Trade has been the cause of so many wars in the past. Perhaps it all began with the Trojan war between Athens and Troys. The cause? Trade rivalry. It was so ruinous that nothing was left of Troy.

Carthage was the richest city after Rome. Rome was its trading rival. But the Carthagenians dominated over the Mediterranean. And they were better navigators.

Rome was after a monopoly of the Mediterranean trade, particularly the grain trade of Sicily. Sicily was the granary of Europe in those days. Not these alone. Rome feared that Carthage was standing in the way of its empire.

The Romans were an austere people. But trade distorted their character. They took to ostentatious luxury. Gibborn writes of the Romans: “Fashion was the only law, pleasure the only pursuit and the splendour of dress and furniture was the only distinction of the people of Antioch” (a Roman colony).

Carthage was a monarchy, but as it grew in riches, it opted for a republic, a financial oligharchy, to be precise. Teutain writes of the Carthagenians (The Economic Life of the Ancient World): “The quality which they tried to promote in the young were first and foremost a love for undertakings in distant lands, smartness or roguery in business, experience in making money and passionate love for wealth, combined with tenacity.

But this inspired the dislike of the people of antiquity against them, particularly of the Romans. The Romans hated the obsession of the Carthagenians to make money.

We know little of the Carthagenians. What little we know has come down to us from their enemies—the Greeks and Romans. Obviously, they were jealous of the business acumen of the people of Carthage and their superior navigational skills. We also knew that they were Semitic, of the Jewish race. Not these alone. They had an advanced language. The Greeks had copied their alphabet.

The traditional case against Carthagenians was that they made human sacrifices. No doubt, their god, Baal, was capricious and blood-thirsty. On Baal, Parkinson writes: “He (Baal) is a shade less attractive than the god of the Old Testament.” His reference was to Yahweh, the god of the Jews.
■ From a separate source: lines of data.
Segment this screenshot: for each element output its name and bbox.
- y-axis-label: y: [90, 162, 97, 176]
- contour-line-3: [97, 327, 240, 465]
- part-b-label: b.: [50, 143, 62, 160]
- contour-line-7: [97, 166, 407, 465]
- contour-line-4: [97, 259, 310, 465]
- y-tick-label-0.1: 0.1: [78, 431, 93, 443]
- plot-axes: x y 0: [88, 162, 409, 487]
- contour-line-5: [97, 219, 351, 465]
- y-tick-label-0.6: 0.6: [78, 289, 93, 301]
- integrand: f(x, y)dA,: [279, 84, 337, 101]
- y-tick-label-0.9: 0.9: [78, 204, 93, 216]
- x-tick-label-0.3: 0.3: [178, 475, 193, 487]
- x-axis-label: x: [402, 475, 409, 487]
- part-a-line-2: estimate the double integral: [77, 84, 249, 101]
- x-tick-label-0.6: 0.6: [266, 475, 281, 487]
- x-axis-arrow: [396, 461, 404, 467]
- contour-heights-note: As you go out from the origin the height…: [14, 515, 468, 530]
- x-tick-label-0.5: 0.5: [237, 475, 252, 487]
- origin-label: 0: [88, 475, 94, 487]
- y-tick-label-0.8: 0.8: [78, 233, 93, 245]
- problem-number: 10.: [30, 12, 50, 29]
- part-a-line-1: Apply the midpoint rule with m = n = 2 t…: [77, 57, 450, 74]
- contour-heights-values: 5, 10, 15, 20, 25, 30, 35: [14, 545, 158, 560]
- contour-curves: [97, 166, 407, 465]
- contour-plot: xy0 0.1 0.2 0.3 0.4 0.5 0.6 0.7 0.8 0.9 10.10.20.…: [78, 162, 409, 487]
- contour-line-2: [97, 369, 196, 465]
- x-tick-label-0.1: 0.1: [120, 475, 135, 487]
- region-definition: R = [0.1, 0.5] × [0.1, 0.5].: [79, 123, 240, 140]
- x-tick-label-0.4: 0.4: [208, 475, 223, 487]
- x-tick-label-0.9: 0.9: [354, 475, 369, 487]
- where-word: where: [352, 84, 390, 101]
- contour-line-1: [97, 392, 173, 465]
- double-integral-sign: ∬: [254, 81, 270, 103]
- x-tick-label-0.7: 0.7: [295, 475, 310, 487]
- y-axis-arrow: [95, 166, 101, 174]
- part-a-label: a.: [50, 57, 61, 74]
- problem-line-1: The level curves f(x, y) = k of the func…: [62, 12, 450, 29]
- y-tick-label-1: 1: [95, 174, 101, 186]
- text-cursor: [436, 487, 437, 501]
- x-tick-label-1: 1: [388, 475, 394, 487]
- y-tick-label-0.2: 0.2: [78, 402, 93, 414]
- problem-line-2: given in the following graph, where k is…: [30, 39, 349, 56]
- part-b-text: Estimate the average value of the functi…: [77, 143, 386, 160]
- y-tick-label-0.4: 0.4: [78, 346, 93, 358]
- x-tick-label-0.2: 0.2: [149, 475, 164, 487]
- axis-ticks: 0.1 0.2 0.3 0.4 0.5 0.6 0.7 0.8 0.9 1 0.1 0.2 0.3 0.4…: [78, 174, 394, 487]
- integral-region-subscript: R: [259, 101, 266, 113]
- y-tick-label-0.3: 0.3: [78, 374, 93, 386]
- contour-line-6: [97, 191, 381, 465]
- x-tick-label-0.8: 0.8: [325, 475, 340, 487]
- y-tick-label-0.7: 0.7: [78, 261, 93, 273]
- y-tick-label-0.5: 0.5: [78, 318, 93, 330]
Cruelty was common and endemic in the Middle East. A King of Assyria boasts that he passed two hundred and seventy men under his arm and cut off their heads. He made a pyramid of them.

Making pyramids of the heads of victims was common in the Middle East. The Mongols and Muslim invaders carried the practice to places they conquered.

The history of Assyria is a monotonous record of their plunders carried out with the utmost savagery. The Laws of Hammurabi reflected the violence of the region. For example, Hammurabi prescribes “an eye for an eye” as a way of justice. The tolerance of violence of Christianity and Islam must be seen against this background.

“A streak of cruelty in the Roman character,” says Parkinson, “was the prime cause of the conflicts in their ¬¬ colonies. Their games encouraged this instincts.

The feud over Sicily blew up into a war. The Carthagenians massacred the Romans in Carthage. And Rome, in turn, murdered almost every soul in Carthage, ploughed the land and sowed salt over it so that not a blade of grass grew in Carthage! This was ritual violence.

As the youth of Rome went to administer Rome’s colonies, Rome was populated by slaves, Latvians, Egyptians, Armenians and Jews, thus creating a source of revolt in the future.

Vijayanagar was, as I said before, the most splendid city in the world. The Persian Ambassador to the court of Vijayanagar, Abdul Razak, writes: “The city of Vijayanagar is much that the eye has not seen anything like this before.” He says that nothing existed equal to it in the world. A Portuguese traveller writes that it was the best provided city. And an English historian says, “Never perhaps in the history of the world has such devastation been inflicted upon an industrious people.

Good readers, do not think that this is all history. It can happen again. Look at the brazen ideology of the terrorists. They will, if permitted, depopulate the world! We cannot allow evil to prevail.